Sunday, September 24, 2000
By Rachel Smolkin, Post-Gazette National Bureau
WASHINGTON -- Neither Pat Buchanan, running for president as a Reform Party candidate, nor Ralph Nader, the Green Party's candidate, has made education the major issue that Republican George W. Bush and Democrat Al Gore have. But they both have staked out positions.
Education
Buchanan favors abolishing the U.S. Department of Education, promoting vouchers for private and religious schools, and passing a constitutional amendment that permits prayer in public schools.
Nader calls for repairing schools, improving teacher quality and salaries, ensuring school safety, and providing more funding to inner-city schools, although he hasn't offered detailed plans.

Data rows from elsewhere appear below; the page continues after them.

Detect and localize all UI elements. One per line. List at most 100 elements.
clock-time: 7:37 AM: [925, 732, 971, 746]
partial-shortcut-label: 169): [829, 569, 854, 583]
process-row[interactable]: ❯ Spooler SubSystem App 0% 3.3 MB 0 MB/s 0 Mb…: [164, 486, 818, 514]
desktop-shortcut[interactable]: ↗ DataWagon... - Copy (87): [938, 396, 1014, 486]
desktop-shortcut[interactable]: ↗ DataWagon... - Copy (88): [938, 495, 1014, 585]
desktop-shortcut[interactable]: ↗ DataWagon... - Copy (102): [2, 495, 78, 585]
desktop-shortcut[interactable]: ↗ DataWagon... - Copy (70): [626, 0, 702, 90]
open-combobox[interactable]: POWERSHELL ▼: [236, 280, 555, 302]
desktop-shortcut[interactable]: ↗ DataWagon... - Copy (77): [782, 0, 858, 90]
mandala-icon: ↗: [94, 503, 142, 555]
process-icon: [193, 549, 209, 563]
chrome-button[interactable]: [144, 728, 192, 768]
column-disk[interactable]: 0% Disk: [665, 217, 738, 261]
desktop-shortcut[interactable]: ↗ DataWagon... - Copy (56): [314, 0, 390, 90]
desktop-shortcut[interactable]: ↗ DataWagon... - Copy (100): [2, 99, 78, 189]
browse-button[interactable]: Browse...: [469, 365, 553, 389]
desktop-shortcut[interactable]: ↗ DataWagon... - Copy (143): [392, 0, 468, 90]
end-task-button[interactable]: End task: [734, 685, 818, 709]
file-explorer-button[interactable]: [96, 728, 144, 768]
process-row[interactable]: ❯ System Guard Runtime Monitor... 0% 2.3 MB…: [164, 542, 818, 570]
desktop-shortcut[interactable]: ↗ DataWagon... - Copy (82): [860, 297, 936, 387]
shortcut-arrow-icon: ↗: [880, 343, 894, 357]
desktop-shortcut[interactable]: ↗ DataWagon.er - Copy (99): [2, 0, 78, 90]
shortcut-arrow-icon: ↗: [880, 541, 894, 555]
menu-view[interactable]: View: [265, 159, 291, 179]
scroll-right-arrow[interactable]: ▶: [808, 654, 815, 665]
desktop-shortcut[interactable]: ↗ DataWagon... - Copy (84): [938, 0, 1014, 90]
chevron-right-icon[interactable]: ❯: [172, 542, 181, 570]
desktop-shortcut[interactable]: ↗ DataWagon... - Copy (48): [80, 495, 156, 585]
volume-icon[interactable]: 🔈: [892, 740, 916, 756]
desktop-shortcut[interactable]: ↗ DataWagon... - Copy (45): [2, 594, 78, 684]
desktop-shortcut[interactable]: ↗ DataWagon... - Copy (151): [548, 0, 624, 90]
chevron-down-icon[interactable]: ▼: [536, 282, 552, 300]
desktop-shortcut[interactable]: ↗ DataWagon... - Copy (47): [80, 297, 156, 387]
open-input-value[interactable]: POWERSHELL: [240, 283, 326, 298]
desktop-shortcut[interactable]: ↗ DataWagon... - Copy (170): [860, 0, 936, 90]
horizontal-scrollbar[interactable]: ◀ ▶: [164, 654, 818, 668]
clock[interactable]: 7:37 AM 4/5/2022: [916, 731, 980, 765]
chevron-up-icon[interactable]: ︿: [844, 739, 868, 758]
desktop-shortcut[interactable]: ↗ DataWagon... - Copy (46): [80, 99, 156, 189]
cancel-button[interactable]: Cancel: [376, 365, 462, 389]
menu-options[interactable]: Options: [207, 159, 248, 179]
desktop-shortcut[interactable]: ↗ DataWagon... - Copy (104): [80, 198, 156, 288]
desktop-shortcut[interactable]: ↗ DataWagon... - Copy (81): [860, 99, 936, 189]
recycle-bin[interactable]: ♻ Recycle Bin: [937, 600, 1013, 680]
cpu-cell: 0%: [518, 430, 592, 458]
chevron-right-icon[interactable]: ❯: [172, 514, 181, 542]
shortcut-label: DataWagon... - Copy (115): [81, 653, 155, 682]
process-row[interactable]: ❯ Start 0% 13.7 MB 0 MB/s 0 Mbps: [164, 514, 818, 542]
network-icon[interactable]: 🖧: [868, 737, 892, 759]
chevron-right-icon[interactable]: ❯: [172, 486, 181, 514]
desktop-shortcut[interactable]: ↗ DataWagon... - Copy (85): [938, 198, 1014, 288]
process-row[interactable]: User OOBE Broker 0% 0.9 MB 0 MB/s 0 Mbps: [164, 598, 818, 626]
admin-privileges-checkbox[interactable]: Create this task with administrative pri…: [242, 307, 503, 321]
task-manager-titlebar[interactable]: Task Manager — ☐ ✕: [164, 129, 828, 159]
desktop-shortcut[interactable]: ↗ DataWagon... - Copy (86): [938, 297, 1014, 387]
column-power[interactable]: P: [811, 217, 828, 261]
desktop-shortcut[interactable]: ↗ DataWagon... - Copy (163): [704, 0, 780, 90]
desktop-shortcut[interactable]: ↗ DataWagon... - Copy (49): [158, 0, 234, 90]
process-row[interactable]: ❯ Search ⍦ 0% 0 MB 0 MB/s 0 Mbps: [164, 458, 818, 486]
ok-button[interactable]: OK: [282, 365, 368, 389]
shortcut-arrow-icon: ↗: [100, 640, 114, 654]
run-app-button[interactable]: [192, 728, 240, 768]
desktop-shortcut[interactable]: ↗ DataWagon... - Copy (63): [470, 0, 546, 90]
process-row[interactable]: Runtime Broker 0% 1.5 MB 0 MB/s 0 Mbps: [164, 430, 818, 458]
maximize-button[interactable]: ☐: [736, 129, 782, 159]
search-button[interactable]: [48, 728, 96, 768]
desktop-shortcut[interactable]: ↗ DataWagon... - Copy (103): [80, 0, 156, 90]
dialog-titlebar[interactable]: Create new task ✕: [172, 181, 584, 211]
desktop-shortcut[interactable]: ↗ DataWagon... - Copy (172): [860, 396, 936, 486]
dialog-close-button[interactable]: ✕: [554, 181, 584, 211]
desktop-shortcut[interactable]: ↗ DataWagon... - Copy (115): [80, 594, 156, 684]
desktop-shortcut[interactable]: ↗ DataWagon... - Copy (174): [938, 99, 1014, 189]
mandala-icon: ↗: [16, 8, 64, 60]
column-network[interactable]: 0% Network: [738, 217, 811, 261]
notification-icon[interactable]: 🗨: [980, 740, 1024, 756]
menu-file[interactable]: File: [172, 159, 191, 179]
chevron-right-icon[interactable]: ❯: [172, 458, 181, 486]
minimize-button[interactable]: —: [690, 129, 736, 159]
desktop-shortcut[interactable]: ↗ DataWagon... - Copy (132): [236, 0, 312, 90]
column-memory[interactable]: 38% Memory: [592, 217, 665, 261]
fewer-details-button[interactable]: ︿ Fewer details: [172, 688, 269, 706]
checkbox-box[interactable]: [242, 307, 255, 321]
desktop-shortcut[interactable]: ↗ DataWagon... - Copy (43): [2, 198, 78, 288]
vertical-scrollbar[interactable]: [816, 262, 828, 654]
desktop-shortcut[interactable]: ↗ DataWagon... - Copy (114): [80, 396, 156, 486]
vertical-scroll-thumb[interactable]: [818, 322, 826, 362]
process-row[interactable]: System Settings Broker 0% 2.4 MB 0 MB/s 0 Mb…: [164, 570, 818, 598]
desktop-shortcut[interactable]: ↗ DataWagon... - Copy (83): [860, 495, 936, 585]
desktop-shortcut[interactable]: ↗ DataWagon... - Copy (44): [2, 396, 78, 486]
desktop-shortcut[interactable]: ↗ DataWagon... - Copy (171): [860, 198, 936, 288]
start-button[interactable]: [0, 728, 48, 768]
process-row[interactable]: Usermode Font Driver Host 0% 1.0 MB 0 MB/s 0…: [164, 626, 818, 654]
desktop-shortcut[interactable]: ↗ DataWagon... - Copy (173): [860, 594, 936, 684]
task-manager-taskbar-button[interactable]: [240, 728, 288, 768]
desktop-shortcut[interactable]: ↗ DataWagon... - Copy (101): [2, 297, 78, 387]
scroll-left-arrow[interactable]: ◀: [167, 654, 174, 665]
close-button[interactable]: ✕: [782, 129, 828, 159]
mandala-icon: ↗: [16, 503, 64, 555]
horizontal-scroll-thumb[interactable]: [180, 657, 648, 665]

Buchanan decries "Washington bureaucrats" and wants to give parents more control over education. He pledges to end "leftist schemes," such as the school-to-work programs and the Goals 2000: Educate America Act, which supports states and communities in raising academic standards.
Former President George Bush, father of the GOP candidate, initially pushed for the legislation, which was later signed into law by President Clinton.
Buchanan also pledges more support for parents who home-school their children, supports tax-free education savings accounts, opposes national testing and standards, and would end what he describes as "politically correct" programs.
He vows to reject "multicultural curricula that denigrate our history and teach our children to identify themselves as hyphenated Americans rather than as citizens of one nation under God."
Nader's education agenda endorses a civics curriculum. He believes that children should learn about history, reading, writing and math in terms of the world around them, "starting with their own community's history and their own community's problems and challenges."